As you’ve possibly realized in my last article (check it out if you don’t know the theorem), I’m a fan of Lagrange Multipliers! I remember when my professor announced that he’d now teach us Lagrange Multipliers. That made me immensely happy.

The goal in this text is to prove the AM-GM inequality. 

Theorem (AM-GM). Let a_1, a_2, \dots, a_n \geq 0 be real numbers, then

\displaystyle \frac{a_1+a_2+\dots+a_n}{n} \geq \sqrt[n]{a_1 a_2 \dots a_n}.

The left and right sides are called arithmetic and geometric mean respectively. 

I’d dare to say that this is the most well-known inequality (besides perhaps the trivial inequality) in the world of math olympiads. AM-GM and Cauchy – any mathlete should know these.

The case n = 2 has a nice geometric interpretation.

AM-GM_am_Halbkreis.svgUsually, AM-GM is proven by Cauchy Induction. Fancy people also like to apply Jensen. We want to be even fancier and use Lagrange Multipliers.

The key idea is to notice that the inequality is homogenous. Hence, we may de-homogenize it and WLOG let a_1 + a_2 + \dots + a_n = n. So our inequality becomes

\displaystyle 1 \geq a_1 a_2 \dots a_n \text{ with constraint } a_1 + a_2 + \dots + a_n = n.

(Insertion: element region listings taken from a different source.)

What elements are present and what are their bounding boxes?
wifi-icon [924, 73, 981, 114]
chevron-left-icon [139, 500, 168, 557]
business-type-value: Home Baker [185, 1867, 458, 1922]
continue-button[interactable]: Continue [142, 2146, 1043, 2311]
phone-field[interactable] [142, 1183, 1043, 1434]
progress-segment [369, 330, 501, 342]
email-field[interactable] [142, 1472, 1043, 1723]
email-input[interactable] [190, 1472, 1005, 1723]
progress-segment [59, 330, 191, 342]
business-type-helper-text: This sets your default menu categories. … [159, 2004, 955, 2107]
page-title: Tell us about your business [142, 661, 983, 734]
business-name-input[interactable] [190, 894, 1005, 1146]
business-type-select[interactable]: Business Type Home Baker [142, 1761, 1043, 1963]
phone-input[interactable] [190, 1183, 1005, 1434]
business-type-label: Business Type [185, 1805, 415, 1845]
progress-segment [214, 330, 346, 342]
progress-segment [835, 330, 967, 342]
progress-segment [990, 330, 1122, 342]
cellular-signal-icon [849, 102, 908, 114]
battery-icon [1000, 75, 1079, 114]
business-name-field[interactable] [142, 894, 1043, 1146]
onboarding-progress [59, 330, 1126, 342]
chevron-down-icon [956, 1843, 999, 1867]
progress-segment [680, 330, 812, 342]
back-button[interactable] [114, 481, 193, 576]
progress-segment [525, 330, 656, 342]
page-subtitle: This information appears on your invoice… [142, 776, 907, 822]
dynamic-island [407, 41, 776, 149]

Our task has become an optimization problem. We want to maximize a_1 \dots a_n on the compact set S = \{ (a_1, \dots, a_n) \in \mathbb{R}^n : a_1 + \dots + a_n = n \}. This process is quite straightforward. Functions in question:

f, g : \mathbb{R}^n \to \mathbb{R}, \ f(a_1, \dots, a_n) = a_1 a_2 \dots a_n, \quad g(a_1, \dots, a_n) = a_1 + \dots + a_n - n.

We can compute

\displaystyle \nabla f(a_1, \dots, a_n) = \left(\frac{a_1 \dots a_n}{a_1}, \dots, \frac{a_1 \dots a_n}{a_n} \right)   and  \nabla g(a_1, \dots, a_n) = (1, 1, \dots, 1). 

As the constraint set S is compact, a global maximum exists, so a Lagrange Multiplier exists. Evidently, a_1 \dots a_n = 0 if any of a_1, \dots, a_n is 0. That’s clearly a minimum case. So let all of the numbers be non-zero. Hence

a_1 a_2 \dots a_n = \lambda a_1, \ a_1 a_2 \dots a_n = \lambda a_2, \dots, a_1 a_2 \dots a_n = \lambda a_n

at a maximum.

That implies a_1 = \dots = a_n and therefore a_1 = \dots = a_n = 1 due to the constraint a_1 + \dots + a_n = n. Clearly, the inequality 1 \geq a_1 \dots a_n is true for (a_1, \dots, a_n) = (1, \dots, 1) and thus for all choices of (a_1, \dots, a_n). We’re done – simple as that!